Анжела прямо так и написала: «…даже таких красивых, как я», – и при этом посмотрела в зеркало, чтобы убедиться, не соврала ли.
Оказалось, нет – не соврала.
Вешалась она тоже перед зеркалом и только в последний момент, уже почти просунув голову в петлю, вдруг подумала: «Господи, что же это я делаю?!»
Ноги у нее подкосились от ужаса, и Анжела полетела на пол с таким грохотом, что у соседей внизу с потолка посыпалась штукатурка.
И как раз в этот самый момент в квартире раздалось сразу два звонка. Во-первых, кто-то трезвонил в дверь, а во-вторых, в прихожей надрывался телефон.

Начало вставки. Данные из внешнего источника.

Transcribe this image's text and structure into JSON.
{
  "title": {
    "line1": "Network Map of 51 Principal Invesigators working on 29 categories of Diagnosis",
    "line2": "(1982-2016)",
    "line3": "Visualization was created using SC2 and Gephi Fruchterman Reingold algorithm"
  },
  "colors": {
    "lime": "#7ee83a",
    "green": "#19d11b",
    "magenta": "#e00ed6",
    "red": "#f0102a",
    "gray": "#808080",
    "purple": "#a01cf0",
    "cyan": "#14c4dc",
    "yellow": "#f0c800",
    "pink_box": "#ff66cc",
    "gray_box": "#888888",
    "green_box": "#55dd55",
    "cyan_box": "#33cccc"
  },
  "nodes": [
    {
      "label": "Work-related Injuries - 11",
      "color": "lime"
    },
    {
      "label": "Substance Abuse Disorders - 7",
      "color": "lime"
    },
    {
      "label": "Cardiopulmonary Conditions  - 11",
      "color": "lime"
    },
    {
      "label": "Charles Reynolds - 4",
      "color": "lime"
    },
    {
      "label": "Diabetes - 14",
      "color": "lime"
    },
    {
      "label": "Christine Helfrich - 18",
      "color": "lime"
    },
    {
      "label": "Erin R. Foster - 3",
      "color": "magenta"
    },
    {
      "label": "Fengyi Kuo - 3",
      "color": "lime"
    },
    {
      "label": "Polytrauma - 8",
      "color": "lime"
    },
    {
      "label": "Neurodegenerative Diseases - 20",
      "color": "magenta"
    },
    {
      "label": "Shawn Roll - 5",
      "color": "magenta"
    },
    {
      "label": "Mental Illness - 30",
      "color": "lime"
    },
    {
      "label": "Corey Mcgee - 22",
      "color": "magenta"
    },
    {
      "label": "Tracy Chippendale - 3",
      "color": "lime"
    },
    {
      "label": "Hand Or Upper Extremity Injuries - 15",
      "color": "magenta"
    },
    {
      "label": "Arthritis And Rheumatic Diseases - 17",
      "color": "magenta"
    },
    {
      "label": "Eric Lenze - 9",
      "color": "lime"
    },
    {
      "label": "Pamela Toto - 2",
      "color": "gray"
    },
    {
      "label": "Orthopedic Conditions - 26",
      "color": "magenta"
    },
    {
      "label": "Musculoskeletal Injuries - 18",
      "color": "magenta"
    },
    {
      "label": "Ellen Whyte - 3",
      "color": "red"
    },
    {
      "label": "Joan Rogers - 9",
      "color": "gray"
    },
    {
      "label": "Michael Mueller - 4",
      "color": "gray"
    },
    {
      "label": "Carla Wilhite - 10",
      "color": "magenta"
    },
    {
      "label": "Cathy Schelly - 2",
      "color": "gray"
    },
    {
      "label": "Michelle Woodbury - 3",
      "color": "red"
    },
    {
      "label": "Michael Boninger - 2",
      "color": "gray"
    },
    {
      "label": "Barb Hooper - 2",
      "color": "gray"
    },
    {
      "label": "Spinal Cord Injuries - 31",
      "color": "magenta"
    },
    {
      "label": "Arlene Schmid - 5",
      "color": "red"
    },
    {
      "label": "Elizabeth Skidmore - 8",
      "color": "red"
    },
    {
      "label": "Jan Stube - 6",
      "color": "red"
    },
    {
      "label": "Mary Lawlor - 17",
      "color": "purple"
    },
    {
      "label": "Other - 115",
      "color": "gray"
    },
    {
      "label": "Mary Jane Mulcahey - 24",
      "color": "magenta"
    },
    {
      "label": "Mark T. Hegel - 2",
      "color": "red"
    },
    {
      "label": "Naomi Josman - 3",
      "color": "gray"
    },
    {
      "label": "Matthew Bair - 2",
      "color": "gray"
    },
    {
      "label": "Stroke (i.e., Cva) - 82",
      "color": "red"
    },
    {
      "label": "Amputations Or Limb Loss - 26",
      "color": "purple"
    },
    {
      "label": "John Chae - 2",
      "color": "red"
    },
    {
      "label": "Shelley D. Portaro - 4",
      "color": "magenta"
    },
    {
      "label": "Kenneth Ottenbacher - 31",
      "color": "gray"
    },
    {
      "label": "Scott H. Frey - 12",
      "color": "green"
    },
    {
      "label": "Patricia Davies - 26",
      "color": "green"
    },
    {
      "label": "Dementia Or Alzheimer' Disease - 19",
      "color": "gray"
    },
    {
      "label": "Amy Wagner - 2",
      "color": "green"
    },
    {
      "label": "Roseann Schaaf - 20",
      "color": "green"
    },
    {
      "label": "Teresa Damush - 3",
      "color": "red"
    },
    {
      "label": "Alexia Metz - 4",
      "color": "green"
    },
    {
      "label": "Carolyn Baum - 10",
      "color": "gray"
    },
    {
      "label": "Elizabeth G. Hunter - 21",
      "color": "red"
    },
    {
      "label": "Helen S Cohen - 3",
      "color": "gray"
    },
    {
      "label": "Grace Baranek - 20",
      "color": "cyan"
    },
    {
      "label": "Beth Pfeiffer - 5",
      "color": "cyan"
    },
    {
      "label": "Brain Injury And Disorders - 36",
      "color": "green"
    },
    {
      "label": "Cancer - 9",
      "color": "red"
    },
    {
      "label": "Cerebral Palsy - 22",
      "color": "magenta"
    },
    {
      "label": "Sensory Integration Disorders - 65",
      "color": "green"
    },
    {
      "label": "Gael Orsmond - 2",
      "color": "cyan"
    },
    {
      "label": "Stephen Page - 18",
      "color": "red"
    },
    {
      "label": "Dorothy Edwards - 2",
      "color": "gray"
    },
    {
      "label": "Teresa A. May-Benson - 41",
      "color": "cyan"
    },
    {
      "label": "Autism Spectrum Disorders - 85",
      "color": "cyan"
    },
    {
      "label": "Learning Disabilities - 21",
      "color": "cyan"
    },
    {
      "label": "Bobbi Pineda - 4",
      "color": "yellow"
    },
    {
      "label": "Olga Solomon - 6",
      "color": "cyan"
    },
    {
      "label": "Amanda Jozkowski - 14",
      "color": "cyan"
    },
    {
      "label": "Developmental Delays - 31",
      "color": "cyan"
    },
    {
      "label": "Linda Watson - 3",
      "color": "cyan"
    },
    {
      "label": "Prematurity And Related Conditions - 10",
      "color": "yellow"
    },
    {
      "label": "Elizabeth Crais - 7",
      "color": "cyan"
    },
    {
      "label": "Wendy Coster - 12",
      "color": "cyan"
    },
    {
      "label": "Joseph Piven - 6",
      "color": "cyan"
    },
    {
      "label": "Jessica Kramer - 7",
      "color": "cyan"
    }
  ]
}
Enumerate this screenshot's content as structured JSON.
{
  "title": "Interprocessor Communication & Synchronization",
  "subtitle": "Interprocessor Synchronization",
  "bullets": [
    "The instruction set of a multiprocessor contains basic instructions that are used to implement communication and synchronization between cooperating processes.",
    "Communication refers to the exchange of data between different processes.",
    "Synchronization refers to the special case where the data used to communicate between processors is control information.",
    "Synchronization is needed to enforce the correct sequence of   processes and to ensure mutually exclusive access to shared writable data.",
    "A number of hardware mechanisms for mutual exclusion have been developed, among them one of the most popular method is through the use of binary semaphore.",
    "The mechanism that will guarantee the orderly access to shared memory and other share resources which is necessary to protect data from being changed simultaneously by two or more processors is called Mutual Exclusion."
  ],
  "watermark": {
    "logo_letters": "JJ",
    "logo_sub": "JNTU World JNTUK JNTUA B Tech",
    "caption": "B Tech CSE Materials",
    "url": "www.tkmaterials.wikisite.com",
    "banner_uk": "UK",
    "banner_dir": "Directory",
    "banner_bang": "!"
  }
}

Еще не вполне пришедшая в себя Анжела ринулась в прихожую, забыв одеться, и там одной рукой схватила трубку, а другой открыла дверь.
За дверью стоял мальчик, в которого она была влюблена.
Ничего странного в этом не было, ибо свою прощальную записку она адресовала именно ему, бросив ее в почтовый ящик.
Мальчик тоже не очень удивился, потому что успел прочитать записку, торопливо взбегая вверх по лестнице.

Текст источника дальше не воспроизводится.